Ich habe dann ein einmonatiges Touristenvisum beantragt (etwas anderes habe ich nicht bekommen) und konnte es eine Woche später abholen. Ab da hat es alles super funktioniert. Exakt eine Woche später hielt ich meinen Pass mit neuem Visum in den Händen. Durch die Zeit der Besuche meiner Freundin und meines Kumpels Daniel (auf beides wird später noch eingegangen) konnte ich meinen Pass nicht sofort wieder zum Lehrer bringen, da ich ihn z.B. für das Einchecken ins Hotel benötigte. Letztendlich habe ich ihn dann vor Ablauf meines Touristenvisums dem Lehrer gebracht und habe mittlerweile tatsächlich meinen Pass + Multi-Visum wieder!

 

Wie ich es schon angesprochen hatte, hatte ich wieder Besuch. Zum einen kam mich meine Freundin Alexandra noch einmal für zweieinhalb Wochen besuchen. Es waren, wie ihr euch sicherlich vorstellen könnt, ein paar wundervolle Tage, die leider viel zu schnell zu Ende waren. Da sie ja die wichtigsten Sehenswürdigkeiten in Guangzhou schon kannte, stand diesmal eher mein alltägliches Leben im Vordergrund. Dabei hat sie auch viele neue Freunde und Personen aus meinem Alltag kennengelernt. Da ich zu der Zeit Schule hatte, konnten wir keine großen Touren durch dieses riesige Land machen. Dennoch fand sich genug Zeit für einen Kurztrip nach Hainan übers verlängerte Wochenende.
Hainan ist eine Insel im Südchinesischen Meer, mit der Fähre nur 2 Stunden vom Festland entfernt. Sie ist der südlichste Punkt Chinas und sie wird auch das Hawaii Chinas genannt. Voller Vorfreude auf Sonne, Strand und Palmen „setzten“ (viel mehr legten) wir uns in unseren Schlafbus, mit dem wir über Nacht auf die etwa 900 km entfernte Insel gelangen sollten. Die Reiseart war auf jeden Fall etwas ganz Neues und ein lustiges, aber auch stinkiges Erlebnis. Es mussten (wie das im Bett ja normal ist) alle ihre Schuhe ausziehen – naja, dementsprechend roch es dann auch…Aber nach ein paar tiefen Zügen hat man sich auch daran gewöhnt und man konnte es sich in seiner Koje gemütlich machen.
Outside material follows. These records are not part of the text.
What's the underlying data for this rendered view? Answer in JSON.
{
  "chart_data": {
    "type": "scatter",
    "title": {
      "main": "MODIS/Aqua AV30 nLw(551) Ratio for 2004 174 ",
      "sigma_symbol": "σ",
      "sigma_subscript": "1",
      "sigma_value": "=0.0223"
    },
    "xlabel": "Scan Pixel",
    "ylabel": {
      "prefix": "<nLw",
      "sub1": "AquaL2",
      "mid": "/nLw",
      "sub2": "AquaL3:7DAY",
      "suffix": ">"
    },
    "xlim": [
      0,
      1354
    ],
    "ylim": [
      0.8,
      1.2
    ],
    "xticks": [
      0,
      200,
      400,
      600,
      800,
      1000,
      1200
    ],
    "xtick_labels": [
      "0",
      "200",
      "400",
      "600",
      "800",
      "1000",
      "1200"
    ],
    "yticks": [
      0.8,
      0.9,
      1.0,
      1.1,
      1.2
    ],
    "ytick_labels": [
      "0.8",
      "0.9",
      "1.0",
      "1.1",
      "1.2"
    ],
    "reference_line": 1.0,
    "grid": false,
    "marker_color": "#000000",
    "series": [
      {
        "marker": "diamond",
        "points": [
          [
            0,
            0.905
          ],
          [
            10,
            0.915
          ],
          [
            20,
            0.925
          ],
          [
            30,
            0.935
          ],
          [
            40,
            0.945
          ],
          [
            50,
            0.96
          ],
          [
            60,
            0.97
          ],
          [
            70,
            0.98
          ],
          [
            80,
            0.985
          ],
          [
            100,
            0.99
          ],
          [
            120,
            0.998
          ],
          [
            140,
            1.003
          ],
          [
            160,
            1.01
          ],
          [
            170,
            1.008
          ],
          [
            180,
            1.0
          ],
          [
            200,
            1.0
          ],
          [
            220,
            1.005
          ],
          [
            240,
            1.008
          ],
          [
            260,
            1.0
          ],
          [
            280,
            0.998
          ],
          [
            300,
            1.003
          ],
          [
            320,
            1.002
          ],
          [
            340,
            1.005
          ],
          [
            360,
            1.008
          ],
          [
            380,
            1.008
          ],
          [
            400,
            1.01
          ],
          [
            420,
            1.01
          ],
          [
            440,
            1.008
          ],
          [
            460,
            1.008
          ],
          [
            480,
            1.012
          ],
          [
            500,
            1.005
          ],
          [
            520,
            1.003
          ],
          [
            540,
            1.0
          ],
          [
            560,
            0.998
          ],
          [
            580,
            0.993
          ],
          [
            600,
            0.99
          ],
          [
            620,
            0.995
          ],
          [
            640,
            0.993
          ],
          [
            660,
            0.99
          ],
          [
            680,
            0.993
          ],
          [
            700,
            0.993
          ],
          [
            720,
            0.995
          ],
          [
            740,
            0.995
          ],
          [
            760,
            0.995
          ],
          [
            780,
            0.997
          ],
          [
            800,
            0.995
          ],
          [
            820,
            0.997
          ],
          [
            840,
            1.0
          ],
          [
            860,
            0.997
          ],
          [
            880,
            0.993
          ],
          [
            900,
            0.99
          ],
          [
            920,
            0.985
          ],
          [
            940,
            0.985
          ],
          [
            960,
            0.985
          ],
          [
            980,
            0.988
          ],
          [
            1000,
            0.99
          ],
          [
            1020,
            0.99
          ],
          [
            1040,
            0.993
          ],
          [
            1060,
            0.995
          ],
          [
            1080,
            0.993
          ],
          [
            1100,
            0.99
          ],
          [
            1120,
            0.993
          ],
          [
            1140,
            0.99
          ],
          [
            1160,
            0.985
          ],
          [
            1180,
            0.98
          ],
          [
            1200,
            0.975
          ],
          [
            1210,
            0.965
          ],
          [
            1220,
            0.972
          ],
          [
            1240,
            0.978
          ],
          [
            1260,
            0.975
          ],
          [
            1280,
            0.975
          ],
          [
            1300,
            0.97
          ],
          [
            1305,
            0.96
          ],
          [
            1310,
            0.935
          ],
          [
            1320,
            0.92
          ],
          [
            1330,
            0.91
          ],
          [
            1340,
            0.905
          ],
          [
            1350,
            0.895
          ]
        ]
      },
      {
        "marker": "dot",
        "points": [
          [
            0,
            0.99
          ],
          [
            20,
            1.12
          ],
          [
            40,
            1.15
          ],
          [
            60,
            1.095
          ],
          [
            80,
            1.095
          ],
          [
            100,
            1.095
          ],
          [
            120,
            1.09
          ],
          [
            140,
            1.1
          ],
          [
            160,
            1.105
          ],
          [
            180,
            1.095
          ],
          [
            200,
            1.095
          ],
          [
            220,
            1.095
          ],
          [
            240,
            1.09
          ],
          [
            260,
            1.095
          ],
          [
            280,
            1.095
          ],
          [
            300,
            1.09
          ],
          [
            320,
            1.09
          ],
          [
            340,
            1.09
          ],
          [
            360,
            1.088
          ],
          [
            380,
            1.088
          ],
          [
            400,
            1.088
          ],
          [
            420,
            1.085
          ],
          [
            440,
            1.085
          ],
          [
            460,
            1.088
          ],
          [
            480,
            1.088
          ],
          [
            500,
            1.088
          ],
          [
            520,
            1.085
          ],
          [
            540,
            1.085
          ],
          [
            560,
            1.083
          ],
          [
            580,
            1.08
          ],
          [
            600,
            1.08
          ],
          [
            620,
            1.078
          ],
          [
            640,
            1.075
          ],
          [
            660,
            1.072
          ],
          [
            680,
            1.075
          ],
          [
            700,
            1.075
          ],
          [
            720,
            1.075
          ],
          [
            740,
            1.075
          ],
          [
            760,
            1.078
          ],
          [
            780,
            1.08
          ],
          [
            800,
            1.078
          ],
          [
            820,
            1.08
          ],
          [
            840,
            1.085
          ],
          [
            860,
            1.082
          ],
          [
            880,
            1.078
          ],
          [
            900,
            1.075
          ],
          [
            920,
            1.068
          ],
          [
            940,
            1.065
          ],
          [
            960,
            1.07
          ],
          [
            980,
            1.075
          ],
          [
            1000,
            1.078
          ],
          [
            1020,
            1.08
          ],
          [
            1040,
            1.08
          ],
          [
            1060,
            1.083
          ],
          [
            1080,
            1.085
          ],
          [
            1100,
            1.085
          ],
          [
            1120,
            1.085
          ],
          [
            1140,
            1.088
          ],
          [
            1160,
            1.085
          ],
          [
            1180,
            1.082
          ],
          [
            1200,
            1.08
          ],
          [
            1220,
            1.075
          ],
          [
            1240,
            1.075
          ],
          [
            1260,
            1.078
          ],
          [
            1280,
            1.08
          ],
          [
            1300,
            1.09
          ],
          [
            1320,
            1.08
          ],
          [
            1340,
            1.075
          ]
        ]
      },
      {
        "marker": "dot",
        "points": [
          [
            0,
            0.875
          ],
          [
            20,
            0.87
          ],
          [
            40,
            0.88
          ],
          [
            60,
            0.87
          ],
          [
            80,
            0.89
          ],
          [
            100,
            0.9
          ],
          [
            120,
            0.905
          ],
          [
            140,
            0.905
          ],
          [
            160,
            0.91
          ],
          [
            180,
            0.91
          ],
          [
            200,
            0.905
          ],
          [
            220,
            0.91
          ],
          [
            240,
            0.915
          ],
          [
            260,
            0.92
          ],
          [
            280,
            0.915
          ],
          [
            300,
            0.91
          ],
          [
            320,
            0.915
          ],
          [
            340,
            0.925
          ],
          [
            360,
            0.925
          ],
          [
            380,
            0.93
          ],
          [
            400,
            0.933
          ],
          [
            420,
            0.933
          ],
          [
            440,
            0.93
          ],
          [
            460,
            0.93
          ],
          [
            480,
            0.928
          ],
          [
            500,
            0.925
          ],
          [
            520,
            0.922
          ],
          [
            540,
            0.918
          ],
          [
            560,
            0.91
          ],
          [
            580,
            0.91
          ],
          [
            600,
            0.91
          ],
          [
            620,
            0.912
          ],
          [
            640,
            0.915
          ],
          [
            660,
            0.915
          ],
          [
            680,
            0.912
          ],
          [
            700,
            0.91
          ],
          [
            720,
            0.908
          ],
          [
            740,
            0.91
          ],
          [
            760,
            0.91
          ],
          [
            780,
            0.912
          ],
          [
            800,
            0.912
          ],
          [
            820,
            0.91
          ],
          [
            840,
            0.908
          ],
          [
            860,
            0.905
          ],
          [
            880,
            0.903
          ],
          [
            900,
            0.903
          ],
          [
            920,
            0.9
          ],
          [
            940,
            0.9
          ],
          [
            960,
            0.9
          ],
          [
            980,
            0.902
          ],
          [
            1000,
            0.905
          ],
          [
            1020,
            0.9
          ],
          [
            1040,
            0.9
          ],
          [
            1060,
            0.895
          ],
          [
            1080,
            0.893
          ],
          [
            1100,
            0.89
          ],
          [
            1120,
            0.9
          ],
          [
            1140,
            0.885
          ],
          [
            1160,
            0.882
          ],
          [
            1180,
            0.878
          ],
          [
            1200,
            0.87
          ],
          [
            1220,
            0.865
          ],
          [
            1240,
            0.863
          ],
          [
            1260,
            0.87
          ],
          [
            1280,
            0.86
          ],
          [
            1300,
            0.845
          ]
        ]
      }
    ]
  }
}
Das galt zumindest für diejenigen, die maximal 1,70m groß sind. So passte meine Freundin also ganz genau in ihre Liege, während ich meine Beine leicht anwinkeln musste. Eigentlich ist das nicht so schlimm, aber bei einer insgesamt 18-stündigen Fahrt möchte man doch hin und wieder seine Beine einmal ausstrecken. Erfreulicherweise lag ich genau unter dem Fernseher, der mich dank kantonesischer Haudegen-Filme  eine ganze Zeit nicht einschlafen ließ. Die kantonesische Sprache zeichnet sich unter anderem dadurch aus, das viel gekeift und geplärt wird. Mittlerweile bin ich es aber gewohnt, dass sich eine normale Unterhaltung zwischen zwei (meist älteren) Leuten anhört wie eine heftige Streiterei. Irgendwann war auch das überwunden und ich konnte einschlafen. Dann wurde aber mitten in der Nacht , ohne jegliche Vorankündigung, das Licht angemacht und: „下车,下车!- Aussteigen, aussteigen!“ gerufen. Mit der Nachtruhe war es Mitternacht also vorbei. Nach und nach wurde uns klar, dass wir schon am Meer waren: Die Fährfahrt stand bevor.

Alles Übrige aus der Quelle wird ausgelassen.